El sepelio se efectuará en La Almudena a mediodía de hoy

El escritor Eugenio Montes murió la mañana de ayer en su domicilio, a los 85 años de edad, víctima de una necrosis medular. La capilla ardiente ha sido instalada en su domicilio de la calle Génova (Madrid), hasta el sepelio, que se celebrará hoy, a las 12.45, en el cementerio madrileño de La Almudena. Sucesor de Ramiro de Maeztu en el sillón L de la Real Academia de la Lengua, ha sido, según Luis Rosales, "uno de los escritores con una orientación más certera y un reconocimiento más escaso de la literatura española".

A las 8.30 de la mañana de ayer falleció en su domicilio madrileño el escritor y académico Eugenio Montes, de 85 años de edad, víctima, según su familia, de una necrosis medular consecuencia de una larga y penosa enfermedad. La capilla ardiente, a la que desde mediodía de ayer están asistiendo numerosos amigos y compañeros de Academia del escritor fallecido, está instalada en su domicilio, de donde a mediodía de hoy saldrá el cortejo fúnebre hacia el cementerio madrileño de La Almudena, donde se celebrará el sepelio a las 12.45.La muerte del académico ha merecido los comentarios de numerosos intelectuales que han glosado su obra. Luis Rosales, reciente premio Cervantes 1982, ha declarado que Eugenio Montes "fue uno de los reformadores de la prosa española", destacando su papel de fundador, junto a Gerardo Diego, del grupo Ultraísta, desde el que, según el académico granadino, "ha tenido un gran valor de orientación en muchos aspectos de la literatura española actual".

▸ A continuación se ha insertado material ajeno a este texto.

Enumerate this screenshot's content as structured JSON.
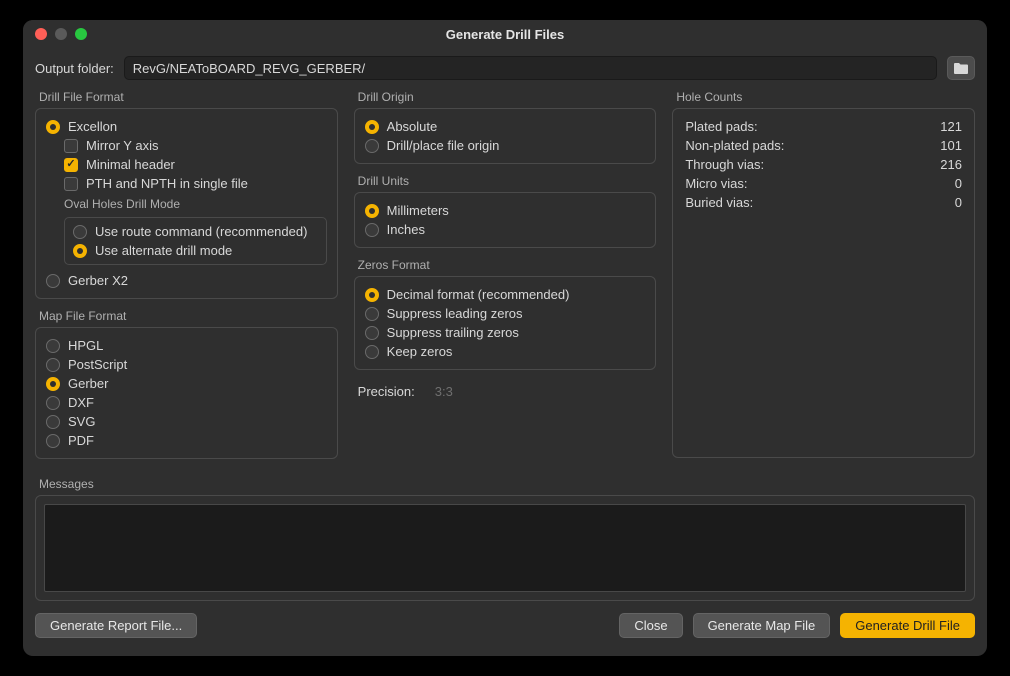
{
  "window": {
    "title": "Generate Drill Files"
  },
  "output": {
    "label": "Output folder:",
    "value": "RevG/NEAToBOARD_REVG_GERBER/"
  },
  "drillFileFormat": {
    "title": "Drill File Format",
    "excellon": "Excellon",
    "mirrorY": "Mirror Y axis",
    "minimalHeader": "Minimal header",
    "pthNpth": "PTH and NPTH in single file",
    "ovalTitle": "Oval Holes Drill Mode",
    "useRoute": "Use route command (recommended)",
    "useAlt": "Use alternate drill mode",
    "gerberX2": "Gerber X2"
  },
  "mapFileFormat": {
    "title": "Map File Format",
    "items": [
      "HPGL",
      "PostScript",
      "Gerber",
      "DXF",
      "SVG",
      "PDF"
    ],
    "selected": "Gerber"
  },
  "drillOrigin": {
    "title": "Drill Origin",
    "absolute": "Absolute",
    "placeOrigin": "Drill/place file origin"
  },
  "drillUnits": {
    "title": "Drill Units",
    "mm": "Millimeters",
    "in": "Inches"
  },
  "zerosFormat": {
    "title": "Zeros Format",
    "decimal": "Decimal format (recommended)",
    "suppressLeading": "Suppress leading zeros",
    "suppressTrailing": "Suppress trailing zeros",
    "keepZeros": "Keep zeros"
  },
  "precision": {
    "label": "Precision:",
    "value": "3:3"
  },
  "holeCounts": {
    "title": "Hole Counts",
    "rows": [
      {
        "label": "Plated pads:",
        "value": "121"
      },
      {
        "label": "Non-plated pads:",
        "value": "101"
      },
      {
        "label": "Through vias:",
        "value": "216"
      },
      {
        "label": "Micro vias:",
        "value": "0"
      },
      {
        "label": "Buried vias:",
        "value": "0"
      }
    ]
  },
  "messages": {
    "title": "Messages"
  },
  "buttons": {
    "report": "Generate Report File...",
    "close": "Close",
    "map": "Generate Map File",
    "drill": "Generate Drill File"
  }
}
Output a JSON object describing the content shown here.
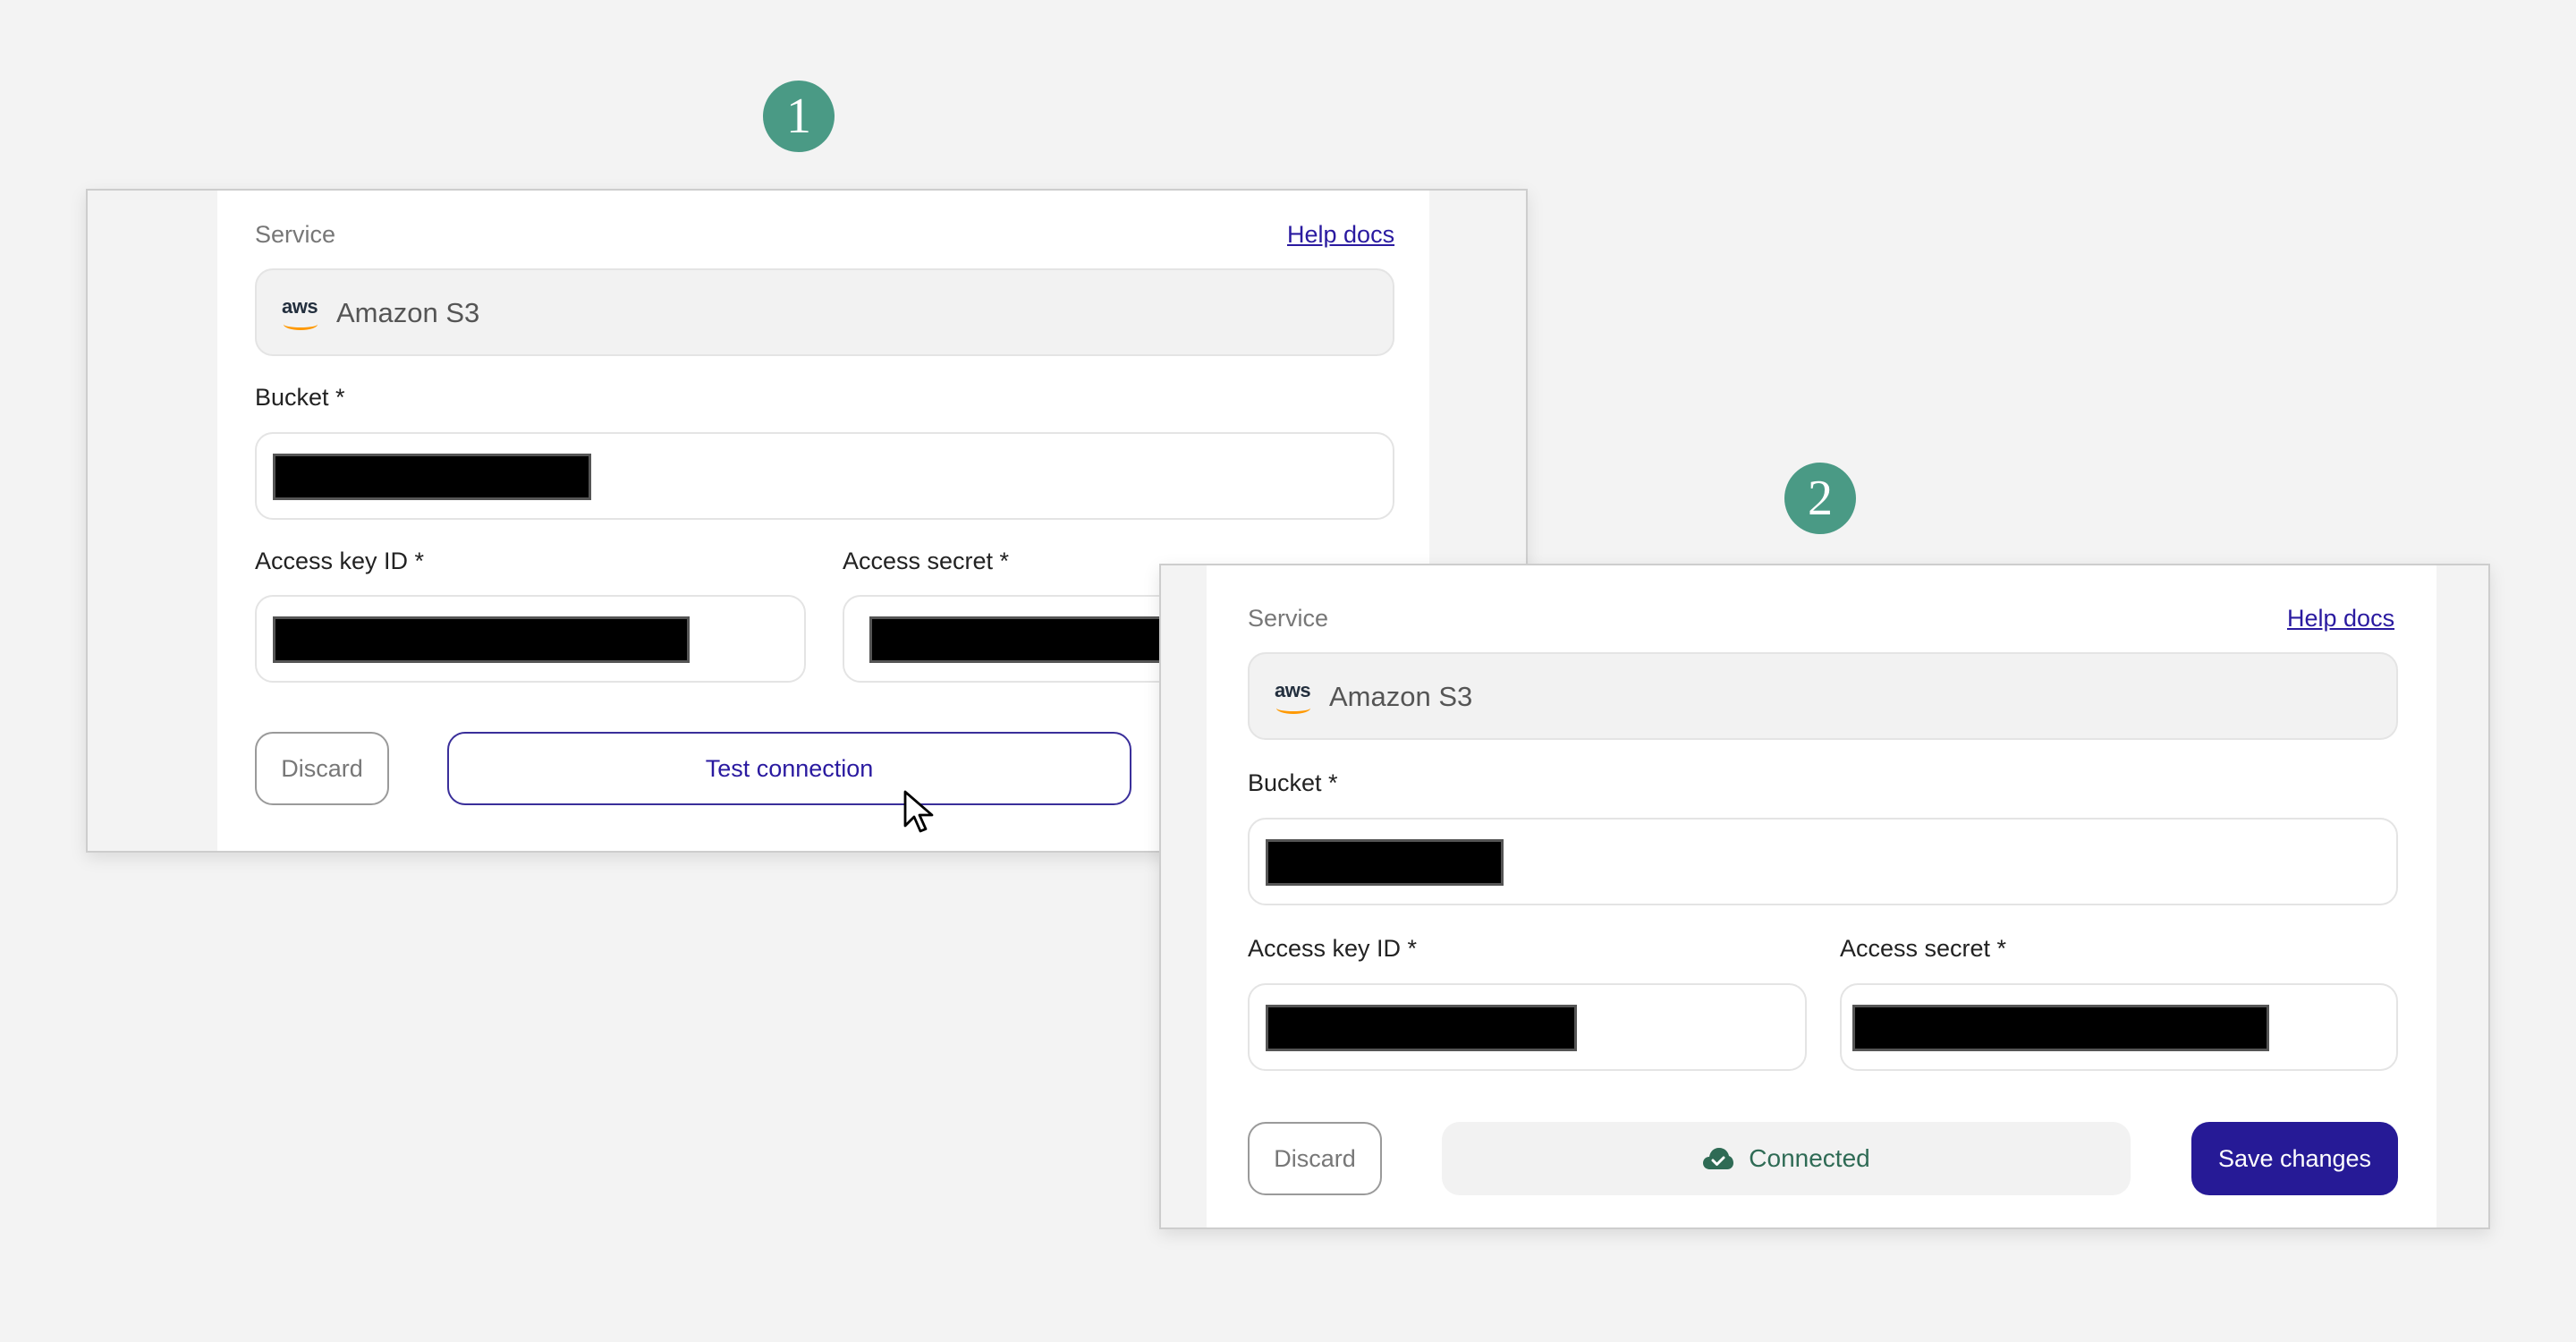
{
  "steps": [
    {
      "badge": "1",
      "service_label": "Service",
      "help_link": "Help docs",
      "service_value": "Amazon S3",
      "service_icon": "aws-logo-icon",
      "bucket_label": "Bucket *",
      "bucket_value": "[redacted]",
      "access_key_label": "Access key ID *",
      "access_key_value": "[redacted]",
      "access_secret_label": "Access secret *",
      "access_secret_value": "[redacted]",
      "discard_label": "Discard",
      "test_label": "Test connection"
    },
    {
      "badge": "2",
      "service_label": "Service",
      "help_link": "Help docs",
      "service_value": "Amazon S3",
      "service_icon": "aws-logo-icon",
      "bucket_label": "Bucket *",
      "bucket_value": "[redacted]",
      "access_key_label": "Access key ID *",
      "access_key_value": "[redacted]",
      "access_secret_label": "Access secret *",
      "access_secret_value": "[redacted]",
      "discard_label": "Discard",
      "status_label": "Connected",
      "status_icon": "cloud-check-icon",
      "save_label": "Save changes"
    }
  ],
  "colors": {
    "badge": "#4a9a85",
    "link": "#2a1aa0",
    "primary": "#261a96",
    "success": "#2f6b55",
    "aws_orange": "#ff9900"
  }
}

Julián Marías, por su parte, destaca en la obra de Eugenio Montes, "un fondo de cultura que hacía muy estimable su producción literaria". Y añade: "Le conocí en 1944, y le debo gratitud ya que en aquellos años en que yo no tenía pasaporte para ir a Lisboa a ver a Ortega, él, desde su puesto oficial en el Instituto de España, me invitó a pronunciar una conferencia en la capital portuguesa, con lo que pude cumplir mi deseo. Ha sido un gran escritor", sigue el pensador y académico, "con una prosa muy trabajada y suculenta". Manuel Blanco Tobío, por su parte, ha señalado su papel como escritor gallego y como corresponsal periodístico internacional, y Luis Calvo ha tenido un emocionado recuerdo para el compañero de tertulias y charlas. Montes fue director del Instituto de España en Roma desde 1963 a 1973.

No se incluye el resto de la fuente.